Which political manifesto can we take to the bank in August?

Kenyans queue to cast their votes in the 2017 General Election. [File, Standard]

An American detective television series known as Baretta aired on ABC from 1975, popularised the phrase “take it to the bank.” The phrase refers to a promise whose reliability is so guaranteed that it can be equated to money safely locked away in a bank.

The big question Kenyans are asking about a month away to the elections is, “can we take the manifestos the presidential candidates have launched, to the bank? Are they that reliable?”

Let’s briefly review highlights from two alliance parties’ manifestos.

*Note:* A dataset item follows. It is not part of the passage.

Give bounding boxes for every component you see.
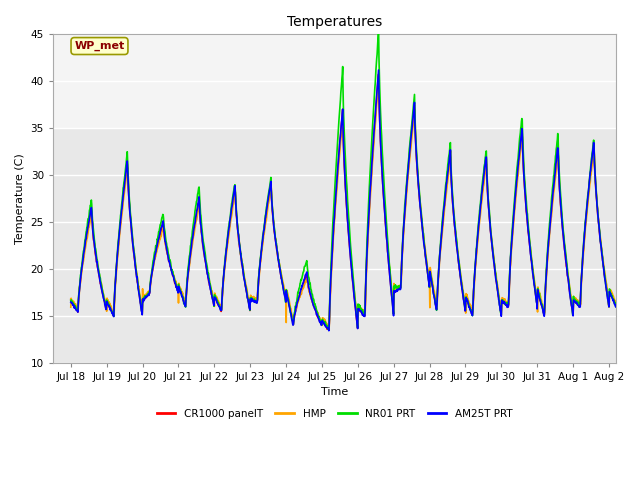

Azimio’s ten-point agenda kicked off by declaring that manufacturing was the engine for creation of wealth and employment. As such, it spotlighted Small and Medium Enterprise (SMEs), including jua kali sector, as drivers for the ‘made in Kenya’ initiative.

Similarly, the Kenya Kwanza’s vibrant seven-point agenda promised inclusive growth encompassing agriculture; MSME economy; housing and settlement; healthcare; digital superhighway, creative economy, environment and climate change.

An objective reading of both manifestos will leave one impressed by the amount of work that went into preparing them. I sincerely congratulate experts from both sides for meticulously assembling these promises and making sound arguments about them. Without a doubt, most valuable time and sleepless nights were invested into the development of these manifestos. I was thrilled to discover that most of the issues that I have discussed in the past through this column were included in the manifestos. That said, the question I posed earlier must be repeated – can these manifestos be taken to the bank? Can Kenyans trust the presidential candidates and their teams to deliver what they are promising?

On numerous occasions in the past, this trust has been betrayed. It is obvious that voter apathy is now prevalent among Kenyans. Last month, Independent Electoral and Boundaries Commission Chairman Wafula Chebukati revealed that only 39.84 per cent of youth aged 18-34 registered to vote. This represented a 5.27 per cent decline compared to 2017. If whoever wins on August 9th doesn’t keep the manifesto promises, this number will definitely decline even more in 2027. Ultimately, what happens in between elections is just as important as what happens during elections. From August 10th onwards as realism hits our leaders, Kenyans must hold the victors absolutely accountable.

According to the Office of the Registrar of Political Parties, there are 90 registered political parties in Kenya. These parties must be on the forefront of holding whichever party wins the elections fully accountable.

They must continuously organise their members in this effort. Similarly, my humble prayer is that faith communities together with the 19 million Kenyans who are part of the country’s workforce, will marshal each other in holding the government accountable otherwise the manifestos will simply remain what my daughter refers to as believable lies. The Kamba community have a saying “undu kaambaa katekakwatye tiw’o kaambaa kakwatwa.” It translates to ‘the sound that (a bird) makes before it is captured is not the same sound it makes after it is apprehended.

As we enter the home stretch, the four presidential candidates will keep echoing promises enshrined in their manifestos. They will promise, cajole and entice the voters.

After elections, the reality of things on the ground can easily lead them to make different noises – give excuses, threaten, dismiss or simply ignore. If we the people, who are their bosses, will remain vigilant, then they will have no option but to keep their promises.

Still, the voters must make their final decision informed by the promises in the manifestos. Which manifesto can they take to the bank? In the final analysis, the manifesto that really matters is the one inscribed in the hearts of leaders and citizens for God’s glory. Think green, act green!